No. You may not convene meetings under the Nexus or GRF name unless you have separate written authorization to do so.
Participation as a Member, National Council Leadership of [Country], The Global Risks Forum (GRF) allows you to support the country pathway in an individual capacity. It does not give you authority to create official meetings, issue invitations, use GRF or Nexus branding, represent the Country Desk, speak for the Geneva Central Bureau, or present a meeting as an official Nexus, GRF, GCRI, GRA, or National Council event.
This boundary is important because meetings can easily be misunderstood. A meeting title, logo, invitation, agenda, venue, speaker list, or public announcement can create the impression of official authority, institutional endorsement, government engagement, sponsor status, procurement access, or Nexus Universe placement. For that reason, convening under the Nexus or GRF name must be controlled, documented, and approved.
You may help support meeting development in appropriate ways, such as:
- identifying relevant stakeholders;
- suggesting priority topics;
- introducing qualified leaders, experts, institutions, or organizations;
- sharing approved public information;
- helping map potential participants;
- proposing a meeting concept to the Country Desk or Geneva Central Bureau;
- supporting follow-up once a meeting has been approved and properly routed.
However, you may not independently:
- announce a “Nexus” or “GRF” meeting;
- use GRF, GCRI, GRA, Nexus, Country Desk, Geneva Central Bureau, or Nexus Universe names or logos in an invitation;
- create public event pages under those names;
- invite officials, sponsors, investors, companies, universities, or media as if the meeting is officially convened by GRF or Nexus;
- promise speaking roles, visibility, access, sponsorship, partnership, recognition, funding, procurement, certification, or Nexus Universe placement;
- sign letters, agendas, invitations, memoranda, or partnership materials on behalf of GRF, GCRI, GRA, Nexus Consortium, the Country Desk, or the National Council;
- describe a meeting as official, endorsed, approved, or part of Nexus Universe unless it has been confirmed through the proper process.
If you want to organize a meeting connected to the pathway, the correct process is to submit the meeting idea for review.

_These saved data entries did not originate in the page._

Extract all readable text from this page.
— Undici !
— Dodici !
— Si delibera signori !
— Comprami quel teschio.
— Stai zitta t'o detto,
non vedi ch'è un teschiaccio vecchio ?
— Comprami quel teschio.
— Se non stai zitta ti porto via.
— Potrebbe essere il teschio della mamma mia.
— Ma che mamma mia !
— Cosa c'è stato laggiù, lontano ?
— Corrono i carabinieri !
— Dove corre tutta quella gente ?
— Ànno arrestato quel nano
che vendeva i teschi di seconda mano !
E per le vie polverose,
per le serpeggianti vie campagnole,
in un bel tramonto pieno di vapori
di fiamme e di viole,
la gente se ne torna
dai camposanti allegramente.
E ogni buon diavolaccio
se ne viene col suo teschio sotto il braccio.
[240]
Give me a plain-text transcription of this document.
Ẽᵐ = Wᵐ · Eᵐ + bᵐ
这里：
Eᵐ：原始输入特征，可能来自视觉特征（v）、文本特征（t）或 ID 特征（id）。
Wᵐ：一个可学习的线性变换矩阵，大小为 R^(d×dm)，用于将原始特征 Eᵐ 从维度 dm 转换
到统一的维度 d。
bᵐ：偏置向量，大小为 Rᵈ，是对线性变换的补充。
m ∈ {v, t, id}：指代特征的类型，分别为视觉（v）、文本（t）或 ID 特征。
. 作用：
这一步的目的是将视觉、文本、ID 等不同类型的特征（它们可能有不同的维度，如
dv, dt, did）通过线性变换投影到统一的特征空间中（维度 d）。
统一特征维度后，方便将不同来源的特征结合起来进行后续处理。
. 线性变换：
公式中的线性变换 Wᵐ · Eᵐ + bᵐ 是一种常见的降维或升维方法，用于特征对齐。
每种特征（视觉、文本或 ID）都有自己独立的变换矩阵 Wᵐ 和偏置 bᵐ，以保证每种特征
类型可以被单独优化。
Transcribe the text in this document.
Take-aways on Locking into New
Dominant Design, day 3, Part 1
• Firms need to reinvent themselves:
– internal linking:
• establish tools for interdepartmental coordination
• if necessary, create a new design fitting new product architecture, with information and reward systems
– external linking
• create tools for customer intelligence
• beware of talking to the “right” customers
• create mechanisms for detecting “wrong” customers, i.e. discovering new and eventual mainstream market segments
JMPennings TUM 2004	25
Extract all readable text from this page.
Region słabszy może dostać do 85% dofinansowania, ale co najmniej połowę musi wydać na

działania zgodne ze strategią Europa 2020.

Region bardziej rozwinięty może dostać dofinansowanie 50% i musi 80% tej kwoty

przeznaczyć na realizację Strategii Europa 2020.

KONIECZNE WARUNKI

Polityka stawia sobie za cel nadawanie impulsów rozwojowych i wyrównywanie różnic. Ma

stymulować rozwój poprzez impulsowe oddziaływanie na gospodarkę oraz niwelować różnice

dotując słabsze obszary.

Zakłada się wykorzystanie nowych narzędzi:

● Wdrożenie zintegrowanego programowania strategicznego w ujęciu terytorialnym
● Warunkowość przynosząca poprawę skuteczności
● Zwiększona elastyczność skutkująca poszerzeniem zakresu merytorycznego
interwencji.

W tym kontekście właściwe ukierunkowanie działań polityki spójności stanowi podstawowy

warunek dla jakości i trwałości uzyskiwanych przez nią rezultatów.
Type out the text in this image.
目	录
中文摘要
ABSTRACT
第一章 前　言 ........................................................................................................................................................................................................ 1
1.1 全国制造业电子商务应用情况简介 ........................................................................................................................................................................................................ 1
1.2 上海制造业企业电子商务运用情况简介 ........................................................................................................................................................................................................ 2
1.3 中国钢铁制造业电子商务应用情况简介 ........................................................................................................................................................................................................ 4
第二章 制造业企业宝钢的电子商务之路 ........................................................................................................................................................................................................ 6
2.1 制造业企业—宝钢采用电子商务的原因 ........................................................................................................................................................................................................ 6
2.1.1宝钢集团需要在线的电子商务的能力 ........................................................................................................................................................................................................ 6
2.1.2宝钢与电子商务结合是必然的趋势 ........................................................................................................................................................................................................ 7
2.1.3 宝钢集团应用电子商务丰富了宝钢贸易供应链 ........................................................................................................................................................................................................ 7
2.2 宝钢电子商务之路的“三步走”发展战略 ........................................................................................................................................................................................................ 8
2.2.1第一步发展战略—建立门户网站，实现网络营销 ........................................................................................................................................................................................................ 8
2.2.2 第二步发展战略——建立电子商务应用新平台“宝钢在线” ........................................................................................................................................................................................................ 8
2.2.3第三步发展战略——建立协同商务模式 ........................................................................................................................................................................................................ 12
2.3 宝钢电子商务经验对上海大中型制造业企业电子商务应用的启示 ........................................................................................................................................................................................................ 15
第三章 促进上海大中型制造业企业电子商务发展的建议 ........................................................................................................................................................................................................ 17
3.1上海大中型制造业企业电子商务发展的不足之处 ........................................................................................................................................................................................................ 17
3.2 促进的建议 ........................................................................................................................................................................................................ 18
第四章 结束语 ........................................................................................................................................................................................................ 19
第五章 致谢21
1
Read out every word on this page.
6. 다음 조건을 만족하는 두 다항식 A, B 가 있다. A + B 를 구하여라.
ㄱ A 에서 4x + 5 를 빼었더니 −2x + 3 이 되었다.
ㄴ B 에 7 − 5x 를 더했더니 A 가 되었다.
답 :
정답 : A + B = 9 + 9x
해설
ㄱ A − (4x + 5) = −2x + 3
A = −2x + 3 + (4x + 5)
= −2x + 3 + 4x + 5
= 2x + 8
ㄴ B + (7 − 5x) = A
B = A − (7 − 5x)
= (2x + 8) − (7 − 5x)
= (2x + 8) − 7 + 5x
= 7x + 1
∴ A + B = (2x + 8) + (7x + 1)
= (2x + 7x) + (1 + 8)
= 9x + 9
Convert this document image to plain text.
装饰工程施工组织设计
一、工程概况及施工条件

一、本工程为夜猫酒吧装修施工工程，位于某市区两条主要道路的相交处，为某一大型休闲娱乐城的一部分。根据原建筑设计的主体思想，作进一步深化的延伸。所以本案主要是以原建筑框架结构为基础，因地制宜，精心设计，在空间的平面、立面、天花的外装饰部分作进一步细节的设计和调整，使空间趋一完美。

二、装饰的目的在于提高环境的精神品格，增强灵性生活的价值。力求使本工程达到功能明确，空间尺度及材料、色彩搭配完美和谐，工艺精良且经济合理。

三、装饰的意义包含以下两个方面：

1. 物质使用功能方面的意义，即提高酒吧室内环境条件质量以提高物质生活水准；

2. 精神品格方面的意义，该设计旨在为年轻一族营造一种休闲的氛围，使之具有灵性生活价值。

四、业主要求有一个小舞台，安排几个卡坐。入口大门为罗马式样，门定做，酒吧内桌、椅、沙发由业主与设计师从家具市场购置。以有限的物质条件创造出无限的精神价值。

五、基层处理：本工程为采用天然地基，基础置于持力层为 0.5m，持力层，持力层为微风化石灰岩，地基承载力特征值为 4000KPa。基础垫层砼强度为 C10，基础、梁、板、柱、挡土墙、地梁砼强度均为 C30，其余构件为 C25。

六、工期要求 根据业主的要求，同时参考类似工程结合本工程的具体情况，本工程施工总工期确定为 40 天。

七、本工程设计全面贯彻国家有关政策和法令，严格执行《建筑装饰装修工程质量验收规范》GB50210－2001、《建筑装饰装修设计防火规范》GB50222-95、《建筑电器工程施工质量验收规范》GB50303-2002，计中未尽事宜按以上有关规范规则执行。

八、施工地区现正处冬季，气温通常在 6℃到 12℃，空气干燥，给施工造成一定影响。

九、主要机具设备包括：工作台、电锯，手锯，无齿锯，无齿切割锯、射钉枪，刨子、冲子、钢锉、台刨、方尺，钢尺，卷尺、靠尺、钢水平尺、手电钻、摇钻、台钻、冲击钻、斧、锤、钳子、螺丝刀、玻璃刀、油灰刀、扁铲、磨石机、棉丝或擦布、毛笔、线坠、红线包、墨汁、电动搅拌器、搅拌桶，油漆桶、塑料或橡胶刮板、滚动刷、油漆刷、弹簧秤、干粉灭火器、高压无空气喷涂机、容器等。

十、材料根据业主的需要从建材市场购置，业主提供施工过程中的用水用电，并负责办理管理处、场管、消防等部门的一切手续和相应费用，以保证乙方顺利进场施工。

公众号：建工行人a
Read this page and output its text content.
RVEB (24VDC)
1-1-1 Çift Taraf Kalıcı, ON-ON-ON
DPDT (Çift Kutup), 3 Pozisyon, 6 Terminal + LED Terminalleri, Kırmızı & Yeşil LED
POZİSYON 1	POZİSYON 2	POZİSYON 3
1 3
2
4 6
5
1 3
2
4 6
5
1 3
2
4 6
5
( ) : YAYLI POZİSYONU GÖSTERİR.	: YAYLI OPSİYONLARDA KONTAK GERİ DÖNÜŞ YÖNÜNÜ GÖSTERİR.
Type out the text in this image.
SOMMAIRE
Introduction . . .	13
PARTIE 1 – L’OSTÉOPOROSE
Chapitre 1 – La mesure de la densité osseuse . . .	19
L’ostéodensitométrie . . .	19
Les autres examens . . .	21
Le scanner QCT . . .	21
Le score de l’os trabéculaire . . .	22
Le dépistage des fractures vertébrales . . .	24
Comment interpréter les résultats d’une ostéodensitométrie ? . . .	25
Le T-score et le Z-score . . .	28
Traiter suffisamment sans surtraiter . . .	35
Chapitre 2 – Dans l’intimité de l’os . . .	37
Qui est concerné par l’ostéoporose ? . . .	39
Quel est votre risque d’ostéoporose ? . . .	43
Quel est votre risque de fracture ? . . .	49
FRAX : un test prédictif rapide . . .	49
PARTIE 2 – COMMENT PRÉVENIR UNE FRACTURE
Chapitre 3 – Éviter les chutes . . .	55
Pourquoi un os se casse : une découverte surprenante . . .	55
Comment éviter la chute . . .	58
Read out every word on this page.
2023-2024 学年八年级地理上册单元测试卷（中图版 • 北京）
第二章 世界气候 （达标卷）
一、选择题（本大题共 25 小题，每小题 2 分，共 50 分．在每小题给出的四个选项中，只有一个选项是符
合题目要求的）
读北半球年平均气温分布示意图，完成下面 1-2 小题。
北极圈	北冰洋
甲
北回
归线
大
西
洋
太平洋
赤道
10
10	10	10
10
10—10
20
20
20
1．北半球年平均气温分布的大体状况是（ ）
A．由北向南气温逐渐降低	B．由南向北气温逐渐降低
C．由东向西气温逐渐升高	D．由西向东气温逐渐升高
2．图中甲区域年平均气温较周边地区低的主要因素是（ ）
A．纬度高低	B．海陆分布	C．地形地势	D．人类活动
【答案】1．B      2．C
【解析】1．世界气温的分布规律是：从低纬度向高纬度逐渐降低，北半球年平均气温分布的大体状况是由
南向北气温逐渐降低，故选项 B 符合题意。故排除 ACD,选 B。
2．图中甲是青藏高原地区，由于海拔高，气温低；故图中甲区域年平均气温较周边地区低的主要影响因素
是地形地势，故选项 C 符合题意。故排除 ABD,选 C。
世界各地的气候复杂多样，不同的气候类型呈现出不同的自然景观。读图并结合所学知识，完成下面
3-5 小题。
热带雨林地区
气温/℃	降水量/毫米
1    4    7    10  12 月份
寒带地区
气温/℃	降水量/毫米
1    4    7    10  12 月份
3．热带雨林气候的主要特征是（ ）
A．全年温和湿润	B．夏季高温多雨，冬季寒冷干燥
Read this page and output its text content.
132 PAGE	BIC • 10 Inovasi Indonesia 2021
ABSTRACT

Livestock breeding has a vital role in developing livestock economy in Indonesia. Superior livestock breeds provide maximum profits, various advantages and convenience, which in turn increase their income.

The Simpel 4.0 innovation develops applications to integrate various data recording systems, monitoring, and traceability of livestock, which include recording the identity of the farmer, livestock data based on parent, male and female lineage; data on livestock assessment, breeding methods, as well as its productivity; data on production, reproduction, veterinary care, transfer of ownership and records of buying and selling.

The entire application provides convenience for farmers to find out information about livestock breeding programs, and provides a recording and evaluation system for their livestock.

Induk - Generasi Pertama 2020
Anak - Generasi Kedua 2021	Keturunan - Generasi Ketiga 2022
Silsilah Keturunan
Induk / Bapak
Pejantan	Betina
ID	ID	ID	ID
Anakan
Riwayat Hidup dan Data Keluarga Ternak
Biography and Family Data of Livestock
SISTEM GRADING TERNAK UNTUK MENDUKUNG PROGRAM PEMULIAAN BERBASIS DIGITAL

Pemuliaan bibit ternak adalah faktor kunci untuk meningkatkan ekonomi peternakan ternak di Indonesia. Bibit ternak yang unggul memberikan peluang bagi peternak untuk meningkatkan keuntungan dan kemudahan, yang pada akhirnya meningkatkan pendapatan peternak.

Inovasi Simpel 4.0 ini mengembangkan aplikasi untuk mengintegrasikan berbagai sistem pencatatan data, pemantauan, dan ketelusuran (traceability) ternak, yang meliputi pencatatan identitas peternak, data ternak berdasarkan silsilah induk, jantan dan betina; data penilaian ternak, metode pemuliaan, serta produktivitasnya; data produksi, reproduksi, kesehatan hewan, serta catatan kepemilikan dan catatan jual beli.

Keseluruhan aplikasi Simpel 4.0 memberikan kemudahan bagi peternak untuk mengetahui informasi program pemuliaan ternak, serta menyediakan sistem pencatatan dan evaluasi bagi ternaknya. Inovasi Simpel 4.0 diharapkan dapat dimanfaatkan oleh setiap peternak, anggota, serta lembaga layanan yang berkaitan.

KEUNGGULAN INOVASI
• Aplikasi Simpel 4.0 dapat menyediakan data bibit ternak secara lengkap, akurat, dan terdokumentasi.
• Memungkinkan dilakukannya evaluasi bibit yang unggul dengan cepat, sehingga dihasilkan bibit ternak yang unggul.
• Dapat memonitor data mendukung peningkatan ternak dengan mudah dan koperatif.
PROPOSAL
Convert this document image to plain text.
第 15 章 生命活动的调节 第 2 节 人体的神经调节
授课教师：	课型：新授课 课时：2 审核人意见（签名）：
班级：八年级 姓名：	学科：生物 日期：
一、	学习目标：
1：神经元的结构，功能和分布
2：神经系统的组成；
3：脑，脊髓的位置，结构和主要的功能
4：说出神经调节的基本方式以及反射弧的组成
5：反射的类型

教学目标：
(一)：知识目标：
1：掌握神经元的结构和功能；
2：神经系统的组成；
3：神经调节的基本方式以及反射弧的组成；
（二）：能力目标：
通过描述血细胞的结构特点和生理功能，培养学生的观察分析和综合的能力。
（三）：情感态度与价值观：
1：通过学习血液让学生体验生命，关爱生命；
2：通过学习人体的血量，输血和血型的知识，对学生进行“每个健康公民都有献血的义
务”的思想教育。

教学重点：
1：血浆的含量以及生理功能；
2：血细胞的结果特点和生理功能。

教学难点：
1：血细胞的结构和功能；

The proposal should clarify the purpose, country, audience, participants, proposed title, agenda, location, format, communications language, use of names or logos, data or confidentiality issues, public-facing claims, and whether the meeting is informational, preparatory, technical, institutional, public-facing, or Nexus Universe-related.
If the meeting is approved, the authorization should specify what name may be used, who may invite participants, whether logos may appear, what language is permitted, who may speak on behalf of the pathway, whether the meeting is public or private, how records will be kept, and what follow-up claims are allowed.
Without that approval, you should frame any conversation as your own individual outreach. A safe formulation is:
“I am participating in an individual capacity as a Member of the National Council Leadership of [Country] under The Global Risks Forum (GRF). I am not convening this meeting on behalf of GRF, GCRI, GRA, Nexus Consortium, the Country Desk, the Geneva Central Bureau, or the country. Any formal Nexus or GRF engagement must be routed through the appropriate authorized channel.”
This does not prevent you from speaking with people informally, introducing the pathway, or encouraging interest. It simply means you must not convert individual outreach into an official Nexus or GRF meeting without authorization.
A meeting under the Nexus or GRF name does not automatically create government endorsement, public authority, procurement status, sponsorship, investment access, certification, insurance status, institutional partnership, media rights, venue access, or Nexus Universe inclusion. Those matters require separate review and documentation.
In simple terms, you may help propose, support, and prepare meetings, but you may not convene meetings under the Nexus or GRF name unless the meeting has been approved and documented through the proper channel. Individual outreach is permitted; official convening requires written authorization.